Idlis : Grease the idli moulds in the idli stand & pour ladlefuls of batter into each mould. Put water in the idli cooker or the pressure cooker.Keep the idli stand into the cooker with water around the idli stand.Close the lid. Let it steam for 8-10 minutes on high flame. Put off gas. Remove lid after 4-5 minutes. Remove idli stand.Let it cool for 4-5 minutes. Remove idlis from moulds. Serve hot with chutni and or sambar or chutni powder plus til oil.
Dosas : Start heating tawa on gas stove. Grease the tawa. Pour out a ladle full of batter & spread it on tawa in circular manner. Cover with lid. After 2-3 minutes, take out lid.If the dosa has started rising from the outer sides, it is ready to be flipped up.Spread alittle oil of the dosa & flip it over.Cook for 2-3 minutes .Remove the dosa from the tawa, Serve with chutni, sambar or chutni powder.
If masala dosa is needed, before flipping dosa, spread little potato onion sabzi or bhaji in the middle of the dosa. Cover the sabzi with the two sides of dosa. And if possible flip it lightly. even if sabzi falls outside, please don't worry.It can be put inside. After 1-2 minutes of cooking, remove masala dosa on to a plate. Serve with chutni, sambar, chutni powder-til oil or just like that.
Paniyarams : Please go to the blog post on paniyarams or appams or gundpangalu.
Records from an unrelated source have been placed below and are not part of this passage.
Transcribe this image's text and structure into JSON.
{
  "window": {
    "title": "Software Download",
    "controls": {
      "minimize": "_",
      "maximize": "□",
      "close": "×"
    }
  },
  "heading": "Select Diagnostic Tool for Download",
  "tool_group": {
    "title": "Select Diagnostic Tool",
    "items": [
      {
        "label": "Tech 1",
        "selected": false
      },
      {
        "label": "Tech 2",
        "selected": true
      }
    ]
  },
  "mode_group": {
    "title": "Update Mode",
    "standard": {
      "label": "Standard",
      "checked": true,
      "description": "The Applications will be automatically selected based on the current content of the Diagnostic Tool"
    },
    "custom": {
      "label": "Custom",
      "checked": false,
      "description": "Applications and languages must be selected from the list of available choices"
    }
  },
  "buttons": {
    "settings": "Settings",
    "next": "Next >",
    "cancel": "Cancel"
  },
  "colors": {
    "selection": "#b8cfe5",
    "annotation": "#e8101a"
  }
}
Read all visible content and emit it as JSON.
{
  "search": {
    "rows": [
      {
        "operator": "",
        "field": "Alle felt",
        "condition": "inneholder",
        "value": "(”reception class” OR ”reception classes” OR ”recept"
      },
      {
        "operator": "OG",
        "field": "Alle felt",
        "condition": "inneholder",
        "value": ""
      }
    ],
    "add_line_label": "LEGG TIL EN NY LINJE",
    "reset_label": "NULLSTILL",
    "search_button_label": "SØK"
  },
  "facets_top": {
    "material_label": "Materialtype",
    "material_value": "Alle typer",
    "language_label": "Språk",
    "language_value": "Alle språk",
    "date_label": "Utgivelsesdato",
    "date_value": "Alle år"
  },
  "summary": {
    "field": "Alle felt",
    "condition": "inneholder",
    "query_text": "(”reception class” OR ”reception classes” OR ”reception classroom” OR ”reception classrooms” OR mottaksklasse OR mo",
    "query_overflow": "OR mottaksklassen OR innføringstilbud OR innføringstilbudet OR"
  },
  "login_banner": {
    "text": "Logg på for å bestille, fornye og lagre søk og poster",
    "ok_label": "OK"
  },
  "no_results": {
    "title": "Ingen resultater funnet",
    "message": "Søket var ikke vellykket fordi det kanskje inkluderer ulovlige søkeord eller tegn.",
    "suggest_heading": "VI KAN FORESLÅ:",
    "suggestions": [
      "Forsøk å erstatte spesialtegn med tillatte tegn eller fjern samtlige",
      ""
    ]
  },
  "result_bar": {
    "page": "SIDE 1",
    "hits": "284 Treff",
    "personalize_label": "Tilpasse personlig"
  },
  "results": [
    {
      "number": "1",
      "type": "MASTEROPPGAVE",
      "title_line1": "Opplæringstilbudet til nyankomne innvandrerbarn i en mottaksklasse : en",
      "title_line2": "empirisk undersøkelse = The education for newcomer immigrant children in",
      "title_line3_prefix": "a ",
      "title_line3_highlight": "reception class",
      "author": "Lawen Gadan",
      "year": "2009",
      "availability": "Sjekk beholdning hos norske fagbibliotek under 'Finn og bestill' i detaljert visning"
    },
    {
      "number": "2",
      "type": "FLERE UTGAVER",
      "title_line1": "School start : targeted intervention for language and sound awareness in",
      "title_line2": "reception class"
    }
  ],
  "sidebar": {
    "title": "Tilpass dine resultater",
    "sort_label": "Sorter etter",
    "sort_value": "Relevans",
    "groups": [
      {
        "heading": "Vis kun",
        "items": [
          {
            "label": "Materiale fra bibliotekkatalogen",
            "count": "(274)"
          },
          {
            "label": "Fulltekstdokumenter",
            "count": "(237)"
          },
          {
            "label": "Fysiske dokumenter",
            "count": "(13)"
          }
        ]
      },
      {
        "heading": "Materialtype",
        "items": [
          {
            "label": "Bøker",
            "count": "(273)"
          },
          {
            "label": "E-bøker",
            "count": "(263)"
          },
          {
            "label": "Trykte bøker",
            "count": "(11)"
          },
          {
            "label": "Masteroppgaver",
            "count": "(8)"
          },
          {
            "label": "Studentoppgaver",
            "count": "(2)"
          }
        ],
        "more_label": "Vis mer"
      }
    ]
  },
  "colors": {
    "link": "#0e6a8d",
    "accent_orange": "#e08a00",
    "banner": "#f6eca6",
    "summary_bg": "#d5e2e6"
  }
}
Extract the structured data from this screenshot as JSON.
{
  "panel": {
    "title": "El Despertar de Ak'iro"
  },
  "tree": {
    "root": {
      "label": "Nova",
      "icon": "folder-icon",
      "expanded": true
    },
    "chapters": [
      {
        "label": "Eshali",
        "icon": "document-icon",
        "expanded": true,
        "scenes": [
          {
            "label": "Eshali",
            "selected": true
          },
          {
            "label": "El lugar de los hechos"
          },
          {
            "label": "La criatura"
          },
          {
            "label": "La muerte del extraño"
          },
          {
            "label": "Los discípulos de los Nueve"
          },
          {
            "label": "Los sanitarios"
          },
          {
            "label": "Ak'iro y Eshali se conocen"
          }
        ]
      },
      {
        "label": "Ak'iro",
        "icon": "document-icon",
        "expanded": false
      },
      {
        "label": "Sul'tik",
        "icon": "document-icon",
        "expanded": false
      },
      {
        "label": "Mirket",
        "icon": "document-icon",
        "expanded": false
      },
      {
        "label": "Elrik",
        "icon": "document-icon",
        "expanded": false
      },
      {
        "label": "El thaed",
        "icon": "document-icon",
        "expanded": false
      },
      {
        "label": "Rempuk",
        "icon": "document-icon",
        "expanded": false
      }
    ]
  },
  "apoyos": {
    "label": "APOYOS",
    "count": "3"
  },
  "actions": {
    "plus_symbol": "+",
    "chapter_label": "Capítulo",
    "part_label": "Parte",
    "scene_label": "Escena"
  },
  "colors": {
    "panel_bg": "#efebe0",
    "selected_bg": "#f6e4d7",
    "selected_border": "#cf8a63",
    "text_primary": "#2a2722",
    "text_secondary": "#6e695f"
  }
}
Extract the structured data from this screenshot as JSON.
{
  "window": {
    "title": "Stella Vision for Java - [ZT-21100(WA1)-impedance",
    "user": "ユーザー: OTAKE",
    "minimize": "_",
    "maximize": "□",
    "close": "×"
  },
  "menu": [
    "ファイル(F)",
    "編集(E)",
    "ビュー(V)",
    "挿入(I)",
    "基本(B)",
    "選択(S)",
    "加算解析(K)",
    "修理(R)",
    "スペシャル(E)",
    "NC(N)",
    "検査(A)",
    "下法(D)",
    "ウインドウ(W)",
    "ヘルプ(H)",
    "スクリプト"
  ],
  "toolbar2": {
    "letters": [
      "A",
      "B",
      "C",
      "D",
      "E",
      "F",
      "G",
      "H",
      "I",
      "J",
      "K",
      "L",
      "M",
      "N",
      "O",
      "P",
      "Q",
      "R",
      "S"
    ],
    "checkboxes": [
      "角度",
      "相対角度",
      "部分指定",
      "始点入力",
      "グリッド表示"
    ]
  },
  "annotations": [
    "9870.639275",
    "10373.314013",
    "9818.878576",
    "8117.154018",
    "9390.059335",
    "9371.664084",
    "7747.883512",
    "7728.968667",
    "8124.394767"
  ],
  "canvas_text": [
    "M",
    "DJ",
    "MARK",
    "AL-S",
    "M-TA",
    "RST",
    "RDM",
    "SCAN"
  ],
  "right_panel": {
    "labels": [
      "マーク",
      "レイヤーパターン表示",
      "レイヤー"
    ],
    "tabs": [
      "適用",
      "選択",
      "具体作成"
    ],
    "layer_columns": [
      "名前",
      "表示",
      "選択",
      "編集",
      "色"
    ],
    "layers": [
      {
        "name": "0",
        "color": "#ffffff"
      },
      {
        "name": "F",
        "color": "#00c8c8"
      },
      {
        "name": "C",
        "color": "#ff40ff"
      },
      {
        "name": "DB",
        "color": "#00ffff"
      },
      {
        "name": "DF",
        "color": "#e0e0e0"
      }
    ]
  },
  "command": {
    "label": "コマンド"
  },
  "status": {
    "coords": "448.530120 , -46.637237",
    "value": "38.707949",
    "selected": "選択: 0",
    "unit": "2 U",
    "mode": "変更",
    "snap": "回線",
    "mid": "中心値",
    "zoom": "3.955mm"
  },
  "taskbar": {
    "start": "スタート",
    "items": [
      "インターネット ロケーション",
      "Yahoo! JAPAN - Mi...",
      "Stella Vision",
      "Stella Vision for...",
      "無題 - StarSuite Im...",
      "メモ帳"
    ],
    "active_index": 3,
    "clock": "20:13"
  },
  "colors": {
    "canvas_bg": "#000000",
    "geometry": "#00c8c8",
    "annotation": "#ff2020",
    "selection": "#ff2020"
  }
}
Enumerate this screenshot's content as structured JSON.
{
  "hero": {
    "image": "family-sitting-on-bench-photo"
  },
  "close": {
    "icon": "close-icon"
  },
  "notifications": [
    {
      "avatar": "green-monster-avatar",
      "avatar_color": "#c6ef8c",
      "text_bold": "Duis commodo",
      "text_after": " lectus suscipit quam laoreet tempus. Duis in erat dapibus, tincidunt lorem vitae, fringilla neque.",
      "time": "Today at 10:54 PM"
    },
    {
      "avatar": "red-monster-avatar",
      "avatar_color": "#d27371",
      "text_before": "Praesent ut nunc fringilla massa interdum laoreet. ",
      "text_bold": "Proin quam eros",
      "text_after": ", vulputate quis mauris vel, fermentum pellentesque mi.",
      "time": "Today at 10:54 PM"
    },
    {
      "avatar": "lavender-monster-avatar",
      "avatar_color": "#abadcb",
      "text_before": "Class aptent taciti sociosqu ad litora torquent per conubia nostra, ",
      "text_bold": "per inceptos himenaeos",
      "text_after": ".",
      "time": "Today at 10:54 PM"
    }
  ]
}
I soak boiled rice in morning by 9. I soak urad dal & normal rice by 11.I start grinding by 2-3.By 10-11 in night before I retire to bed, I refrigerate the batter. This is for summers.
During winters, batter can be left outside over nite.
Some soak chana dal ( 1/4 cup )to urad dal ( for dosa batter ) if 1 cup urad dal has been used .This enhances golden yellow colour in dosas.